The problem: everything looks great on it. Everything. (Sorry–if that sounds like boasting, it’s because, well, I guess because it is. Hey, I’ve been watching a cereal-box toy for the past decade–cut me some slack.) Star Wars: Revenge of the Sith, a movie notable mainly for being slightly less crappy than the other crappy Star Wars prequels, practically made me weep. Closer, a movie that probably would have seemed sterile and precious to me a week ago, was luminescent and gorgeous. I want to watch sports all the time, and I do not like sports. The CNBC ticker is like a glowing river of liquid money.

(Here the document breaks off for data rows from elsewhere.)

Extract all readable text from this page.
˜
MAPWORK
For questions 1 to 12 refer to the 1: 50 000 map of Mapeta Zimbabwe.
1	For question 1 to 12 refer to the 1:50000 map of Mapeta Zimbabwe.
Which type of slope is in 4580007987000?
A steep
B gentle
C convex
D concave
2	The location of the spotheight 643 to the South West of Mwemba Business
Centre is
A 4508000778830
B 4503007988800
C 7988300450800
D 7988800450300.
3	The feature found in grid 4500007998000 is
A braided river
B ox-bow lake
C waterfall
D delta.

Nor am I the only one so affected. My 4-year-old son goggles at the new machine, as if to say, "As God is my witness, I will never read a book again." His little brother walks around the living room repeating, "Beeg TV. Beeg." And mind you, I have not even watched anything in high-definition yet, because getting an HDTV cable box will involve lengthy negotiations with the lethargic despots of Time Warner Cable’s Ministry of Technology, Set-Top Box Division, Digital-Cable Subdepartment. (Anyone who believes that big corporations are efficient monopolies has never seen Time magazine’s TV critic try to get a cable-service appointment from the same company that signs his paycheck.)

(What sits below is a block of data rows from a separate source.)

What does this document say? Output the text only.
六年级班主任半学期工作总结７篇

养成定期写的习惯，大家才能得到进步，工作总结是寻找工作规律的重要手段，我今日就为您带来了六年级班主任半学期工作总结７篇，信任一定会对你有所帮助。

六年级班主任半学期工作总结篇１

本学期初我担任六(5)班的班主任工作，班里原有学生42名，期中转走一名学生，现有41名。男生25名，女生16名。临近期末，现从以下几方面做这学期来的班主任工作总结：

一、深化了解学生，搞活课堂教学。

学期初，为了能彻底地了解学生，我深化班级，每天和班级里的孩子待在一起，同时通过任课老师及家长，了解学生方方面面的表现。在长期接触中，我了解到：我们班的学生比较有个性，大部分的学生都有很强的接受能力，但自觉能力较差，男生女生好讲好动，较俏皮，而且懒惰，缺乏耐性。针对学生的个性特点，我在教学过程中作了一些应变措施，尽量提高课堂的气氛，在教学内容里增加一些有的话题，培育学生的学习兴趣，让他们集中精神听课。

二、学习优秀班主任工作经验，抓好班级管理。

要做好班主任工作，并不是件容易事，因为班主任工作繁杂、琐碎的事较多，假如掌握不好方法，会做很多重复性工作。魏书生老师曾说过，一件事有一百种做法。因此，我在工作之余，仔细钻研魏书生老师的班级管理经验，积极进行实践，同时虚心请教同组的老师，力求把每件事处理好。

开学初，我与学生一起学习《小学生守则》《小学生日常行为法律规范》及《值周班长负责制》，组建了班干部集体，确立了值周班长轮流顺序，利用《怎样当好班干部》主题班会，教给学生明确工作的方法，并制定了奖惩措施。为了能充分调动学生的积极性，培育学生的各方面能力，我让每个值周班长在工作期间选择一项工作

The upshot is, my critical faculties are screwed up. Even bad TV looks good to me now–not just good, but spectacular and mind-controllingly, propagandistically persuasive. Fox News’s explosive graphics and lurid colors are especially fantastic on widescreen: I watch for two minutes and I want to donate to the Republican Party. I see an Army ad and I want to join the Army. I watch MTV and I want to get platinum grillz on my front teeth. Until I adjust, I am going to assume that any new TV show I watch is actually 33% worse than I think it is.
On the other hand, I will probably be able to understand phenomena on TV that I never completely appreciated because I had a worse TV than 95% of the people I was writing for. For instance, I can see why so many of the new fall pilots I’m seeing–from NBC’s Friday Night Lights to comedies like ABC’s Betty the Ugly–look so cinematic and bank-breakingly expensive. Wide-screen TVs are in more and more houses, and the technology demands it. These machines are made for spectacle, not intimacy–in the future, intimacy will be for your cellphone, computer and video iPod. (Maybe that’s the schism we’re heading for–impossibly small screens on the go, impossibly big ones in the living room, and entertainment tailored for each.)

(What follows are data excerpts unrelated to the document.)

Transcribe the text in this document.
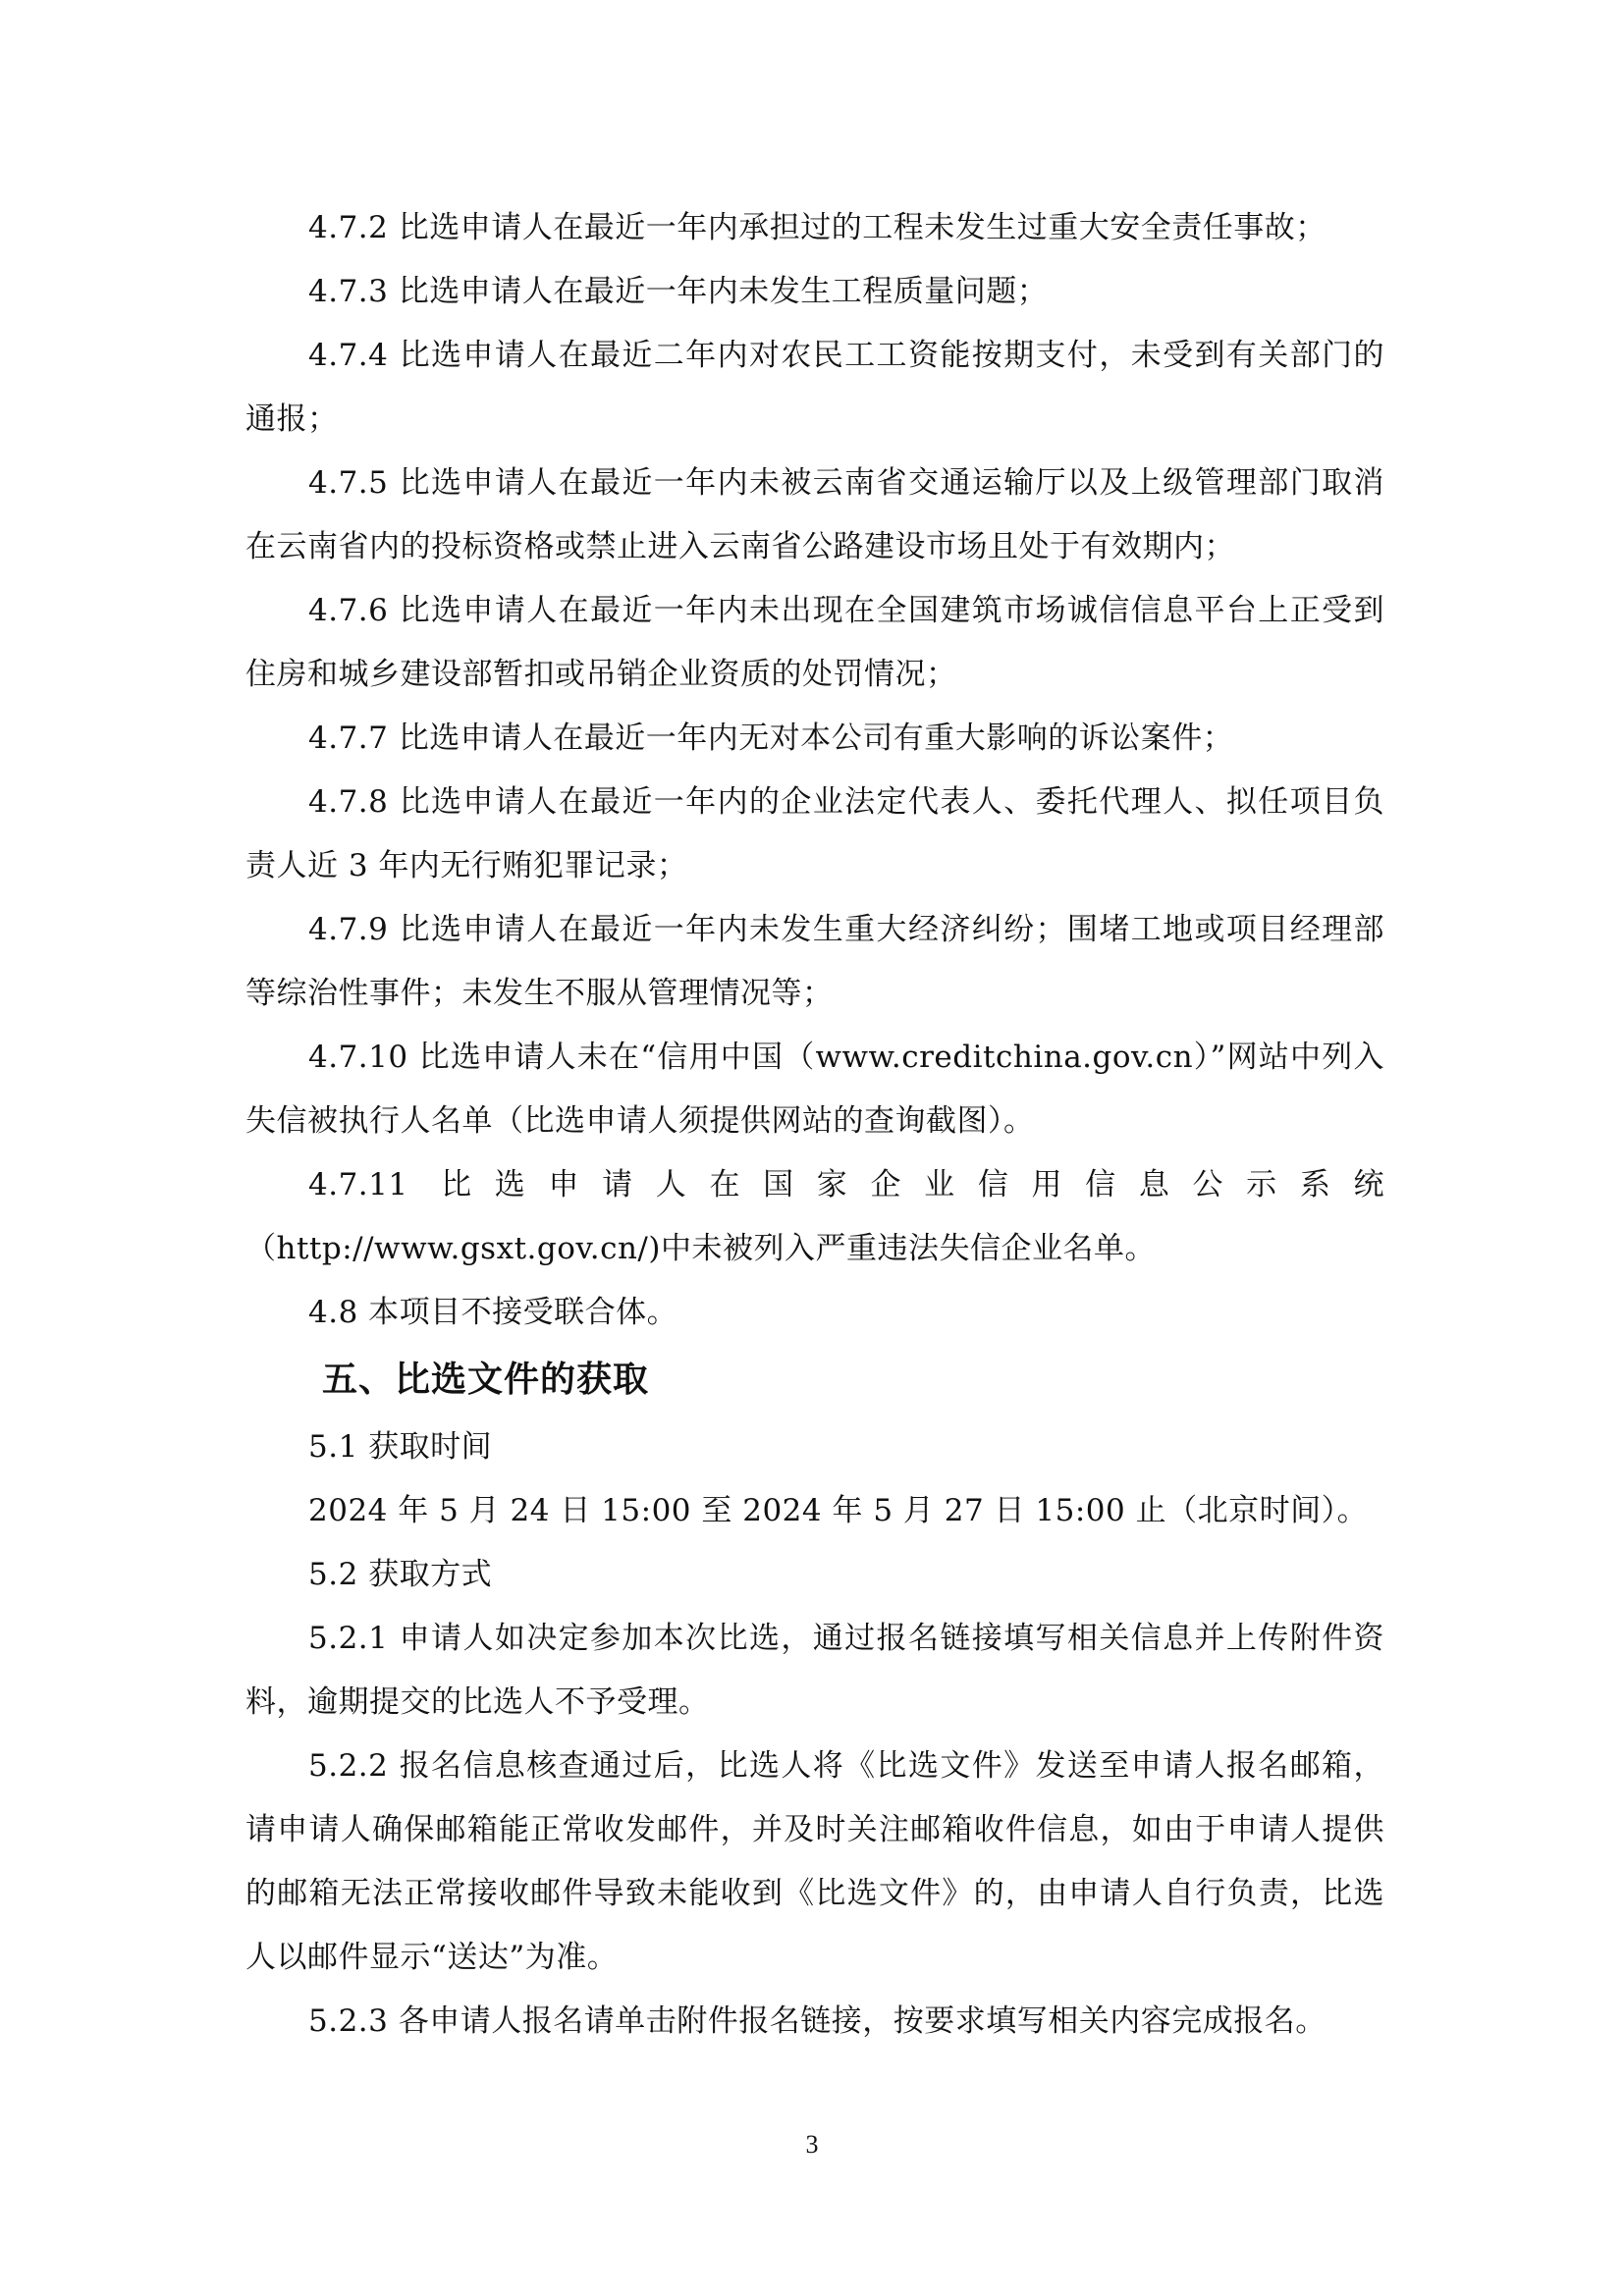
4.7.2 比选申请人在最近一年内承担过的工程未发生过重大安全责任事故；

4.7.3 比选申请人在最近一年内未发生工程质量问题；

4.7.4 比选申请人在最近二年内对农民工工资能按期支付，未受到有关部门的通报；

4.7.5 比选申请人在最近一年内未被云南省交通运输厅以及上级管理部门取消在云南省内的投标资格或禁止进入云南省公路建设市场且处于有效期内；

4.7.6 比选申请人在最近一年内未出现在全国建筑市场诚信信息平台上正受到住房和城乡建设部暂扣或吊销企业资质的处罚情况；

4.7.7 比选申请人在最近一年内无对本公司有重大影响的诉讼案件；

4.7.8 比选申请人在最近一年内的企业法定代表人、委托代理人、拟任项目负责人近 3 年内无行贿犯罪记录；

4.7.9 比选申请人在最近一年内未发生重大经济纠纷；围堵工地或项目经理部等综治性事件；未发生不服从管理情况等；

4.7.10 比选申请人未在“信用中国（www.creditchina.gov.cn）”网站中列入失信被执行人名单（比选申请人须提供网站的查询截图）。

4.7.11 比选申请人在国家企业信用信息公示系统（http://www.gsxt.gov.cn/)中未被列入严重违法失信企业名单。

4.8 本项目不接受联合体。

五、比选文件的获取

5.1 获取时间

2024 年 5 月 24 日 15:00 至 2024 年 5 月 27 日 15:00 止（北京时间）。

5.2 获取方式

5.2.1 申请人如决定参加本次比选，通过报名链接填写相关信息并上传附件资料，逾期提交的比选人不予受理。

5.2.2 报名信息核查通过后，比选人将《比选文件》发送至申请人报名邮箱，请申请人确保邮箱能正常收发邮件，并及时关注邮箱收件信息，如由于申请人提供的邮箱无法正常接收邮件导致未能收到《比选文件》的，由申请人自行负责，比选人以邮件显示“送达”为准。

5.2.3 各申请人报名请单击附件报名链接，按要求填写相关内容完成报名。

3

When so much of the audience owns TVs that look like movie screens, you have to produce TV that looks like movies. That can’t help but affect what TV looks like, and maybe even what kind of TV is successful. I have to wonder, for instance, if 24 would have been the hit it is today in the days of meeker TVs, and if the big-screen effect is why today, instead of the cool greys of Twin Peaks, you have the color-saturated Hawaiian vistas of Lost.
Of course, like any theory, this one will require extensive testing. Time to watch some more beautiful, bad TV.